Max blinked. “Alanna?” He suddenly grinned. “No. First of all, she is transferring to Rutgers. And second, that was definitely a one-night kind of thing.” His eyes moved over her face. “What about you? Are you dating anyone?”
She shook her head. “No. I haven’t met anyone who comes close to measuring up to the last guy.”
Max said nothing. He held her gaze for one very interminable moment. He reached across the table for her hand. She slipped it into his palm and it felt as if everything they hadn’t said the day they broke up was churning between them.
But then Max looked at his watch.
“Need to go?” Carly asked as her heart plummeted.
“I have a super early flight in the morning and a class tomorrow afternoon.” He glanced up and smiled. He pulled his hand free of hers. “This has been great. It’s so good to see you.”
Carly tried to smile, but she felt a little sick. “Are we friends now?”
“Always, Carly.”
He paid the check and they got their coats and he put on his beanie, and they stood at the window looking out at the icy sleet coming down. Carly was shivering. Max put his arm around her. She closed her eyes a moment, relishing the feel of him. Missing it so terribly.
“I’m going to get a cab. Can
I drop you somewhere?” he asked.
“No, I’m going to walk up the block and get a train home.”
“Ready?” he asked. “You’re shivering.”
She wasn’t shivering because of the cold. Because she couldn’t bear this goodbye, either. “Ready,” she said.

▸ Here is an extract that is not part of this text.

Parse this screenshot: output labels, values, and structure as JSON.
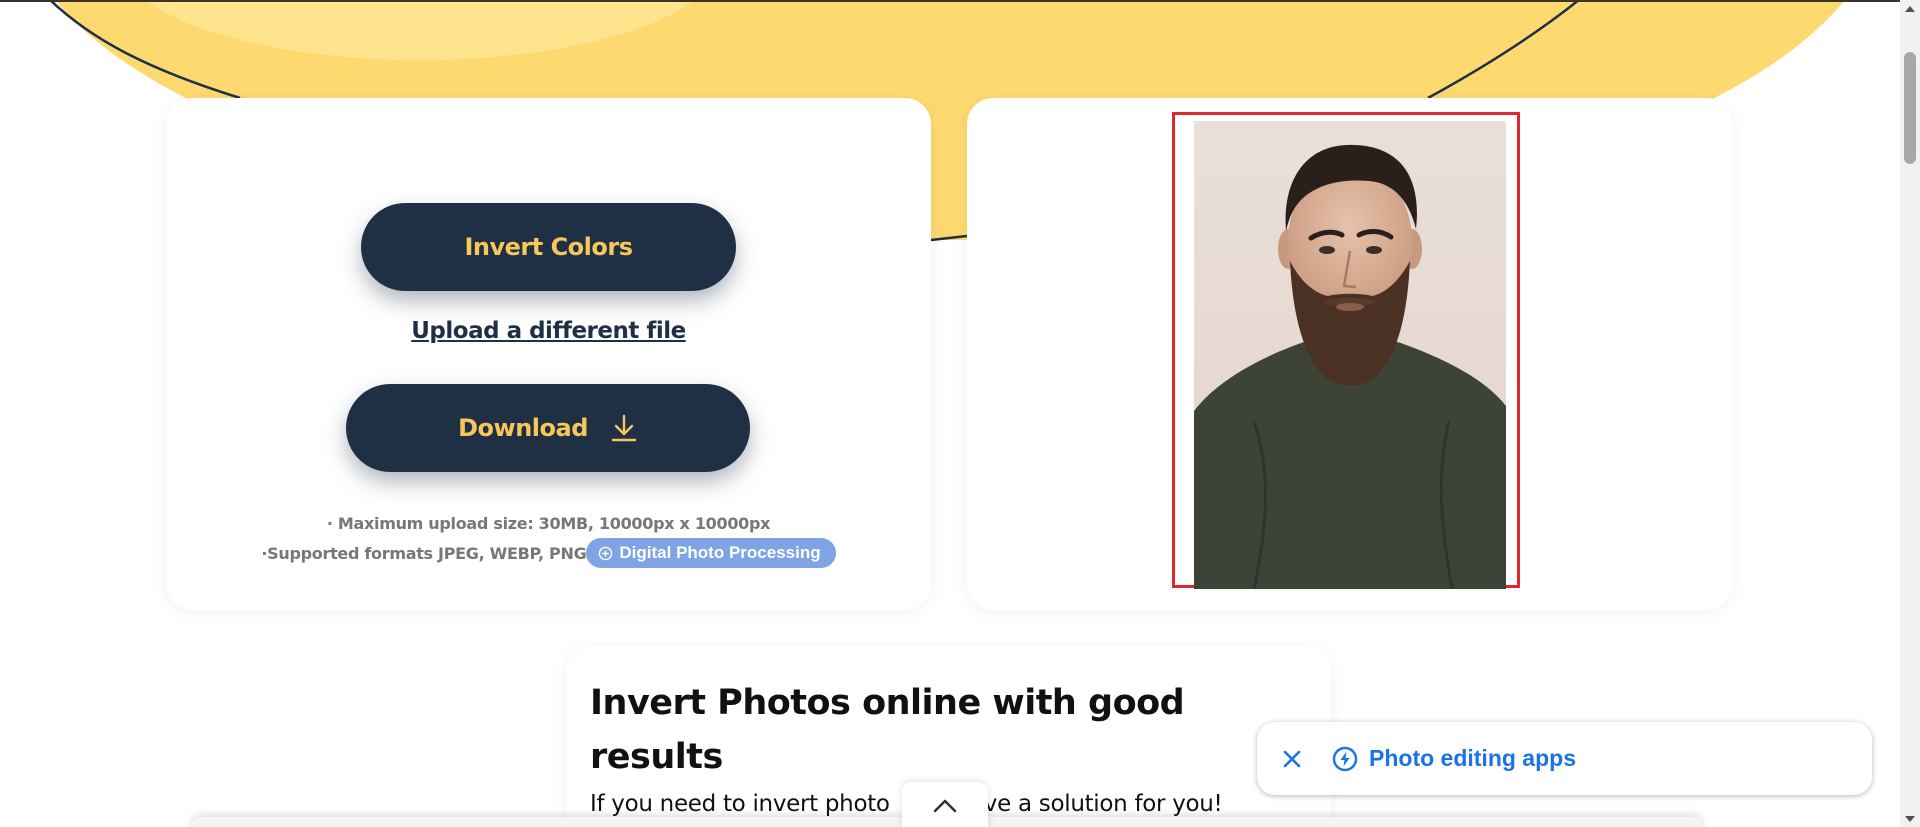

They stepped out onto the street. Max went to the curb and put up his hand. At a stoplight up the street, a cab put on its blinker and turned off its taxi light, indicating it was coming for Max.
Max looked back at Carly. “Carly, I . . .” The light turned green and the traffic started rolling through the intersection.
“I miss you,” he said.
“What?”
“I just miss you so much,” he said. “Me and the dogs. We think about you all the time.”
The cab pulled up to the curb. Max opened the car door. But he looked back at Carly and he looked panicked.
“Max, I—”
“Listen,” he said, and grabbed her hand. “I should have said this earlier. Or maybe I shouldn’t say anything, I don’t know. But if anything ever changes . . . Jesus, I am bad at this.” He took both her hands. Someone behind the cab honked. “I miss you so damn much. I love you. It’s not over for me, it’s never going to be over, and I knew you got your hair cut and you wear buildings and boxes on your head because I google you, and I just can’t stop and I need you to tell me to stop.”
“Max!” she cried, and cupped his face with her mittened hands. “Why didn’t you say so?”
“Because you have your job here, and nothing has changed, and I would never ask you to give up your life for me. It’s just wishful thinking, but I can’t stop wishing, and I . . . I wish for you all the fucking time.”
Carly’s heart swelled in her chest, pushing against her ribs. She put her arms around him and kissed him. Max threw his arm around her waist and moaned into her mouth and kissed her back. It was a lovely kiss. A beautiful kiss. It was the best kiss of her life.
And then, just like that, he faded away from her and got in the cab and drove away.